Héritière de la grande tradition littéraire du Nigeria, Chimamanda Adichie est la nouvelle grande voix de l’Afrique anglophone. Son superbe roman tolstoïen sur la guerre du Biafra L’Autre moitié du soleil est entré dans le répertoire des classiques de la littérature contemporaine.
Deux mots sur l’auteur
La magistrale Chimamanda Adichie. Cette quarantenaire est sans doute la romancière la plus talentueuse de sa génération, qui a pris le relais des grands pionniers des lettres nigérianes que furent Chinua Achebe et Wole Soyinka. Elle a à son actif trois grands romans, des nouvelles et des prises de positions audacieuses sur la question du féminisme en Afrique et dans le monde. C’est en 2004 qu’elle s’est fait connaître en publiant son premier roman L’Hibiscus pourpre qui mettait en scène une famille nigériane, ravagée par l’intégrisme religieux des sectes chrétiennes. Ce roman a révélé une écriture affirmée, plongée dans la réalité sociale et politique. L’Autre moitié du soleil que je voudrais vous inviter à lire ou à relire est le deuxième roman sous la plume de la Nigériane, et sans doute son œuvre la plus réussie.

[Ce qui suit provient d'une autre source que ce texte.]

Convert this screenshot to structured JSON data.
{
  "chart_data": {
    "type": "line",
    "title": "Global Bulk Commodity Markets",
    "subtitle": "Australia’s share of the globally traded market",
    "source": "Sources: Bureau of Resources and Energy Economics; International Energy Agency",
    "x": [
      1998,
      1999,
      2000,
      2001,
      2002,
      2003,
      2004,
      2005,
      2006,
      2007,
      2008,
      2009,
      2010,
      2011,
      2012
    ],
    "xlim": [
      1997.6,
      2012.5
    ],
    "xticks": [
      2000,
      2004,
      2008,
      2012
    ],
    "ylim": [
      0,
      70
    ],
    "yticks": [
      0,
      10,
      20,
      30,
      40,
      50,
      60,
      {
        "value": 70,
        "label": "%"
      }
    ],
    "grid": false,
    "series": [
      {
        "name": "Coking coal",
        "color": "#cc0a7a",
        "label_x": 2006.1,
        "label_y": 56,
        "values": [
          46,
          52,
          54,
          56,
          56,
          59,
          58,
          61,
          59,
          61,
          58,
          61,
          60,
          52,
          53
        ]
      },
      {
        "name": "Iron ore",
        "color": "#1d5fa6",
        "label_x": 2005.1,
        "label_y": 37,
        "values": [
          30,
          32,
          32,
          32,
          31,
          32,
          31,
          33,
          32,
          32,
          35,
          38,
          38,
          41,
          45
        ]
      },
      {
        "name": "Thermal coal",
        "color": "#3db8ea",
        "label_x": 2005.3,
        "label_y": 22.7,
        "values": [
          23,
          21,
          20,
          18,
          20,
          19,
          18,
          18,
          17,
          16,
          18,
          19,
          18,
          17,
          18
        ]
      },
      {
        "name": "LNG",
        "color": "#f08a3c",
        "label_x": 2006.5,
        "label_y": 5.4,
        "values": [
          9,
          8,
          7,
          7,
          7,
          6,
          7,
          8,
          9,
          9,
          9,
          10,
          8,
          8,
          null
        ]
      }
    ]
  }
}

L’éphémère république biafraise
Ce roman raconte la guerre du Biafra qui a ensanglanté le Nigeria entre juillet 1967 et janvier 1970. L’auteur met en scène la dislocation matérielle et spirituelle qu’ont vécue les Nigérians pendant cette période dramatique, avec plus d’un million de morts. Le récit oscille entre le début et la fin des années 1960 : il nous fait revisiter la période euphorique de la post-indépendance lorsque les graines de la guerre civile ont été semées et nous nous attardons sur la proclamation d’indépendance par la province du Biafra. Le titre du roman L’Autre moitié du soleil est d’ailleurs inspiré du drapeau de l’éphémère République biafraise, frappé d’un soleil d’or sur fond noir. Il ne s’agit pas pour autant d’un témoignage, mais d’une œuvre de fiction.
Guerre civile et catharsis
Sans doute, il y a un besoin de catharsis car ce passé n’est pas réellement passé. Il a laissé des traces profondes sur la conscience collective qui n’ont pas encore cicatrisé. La romancière a expliqué qu’en évoquant par le biais de la fiction les souffrances que cette guerre a engendrées, elle voulait contribuer au processus de cicatrisation. Le récit puise aussi ses ingrédients dans la mémoire familiale de l’auteur dont les deux grands-pères avaient été tués pendant la guerre. Leur deuil a bercé son enfance. « Ecrire ce livre était une expérience douloureuse, se souvient la romancière. A chaque pas, j’avais l’impression de marcher sur des lambeaux de souffrances ».
Pourquoi ça marche ?
Ce roman doit son succès à l’écriture élégante de Chimamanda Adichie, à l’histoire qu’elle raconte avec une époustouflante économie de moyens et surtout aux personnages inoubliables qui portent le récit. Ce sont des personnages complexes, comme, par exemple, Odenigbo, l’un des protagonistes importants du roman. Intellectuel engagé, Odenigbo est amoureux de la ravissante Olanna. Fille d’un riche homme d’affaires, elle abandonne les ors et les lumières de Lagos pour vivre avec son amant idéaliste. Leurs amours se déroulent sous le regard d’Ugwu, leur jeune domestique illettré, qui est pourtant la conscience à travers laquelle le récit est filtré. Outre ce trio, le roman compte une foultitude de personnages secondaires, pittoresques et mémorables. Bientôt tous ces hommes et femmes seront happés par le tourbillon de la guerre qui mettra à rude épreuve leurs convictions, leurs sentiments, leurs loyautés, bouleversant les hiérarchies binaires qui séparent le maître du serviteur, le colonisateur du colonisé, le savant de l’illettré. Il y a quelque chose de panoramique et tolstoïen dans cette Guerre et paix au Nigeria.
L’Autre moitié du soleil, par Chimamanda Adichie. Traduit de l’anglais par Mona de Procontal. Gallimard, Paris, 2008 (Disponible en collection Folio poche).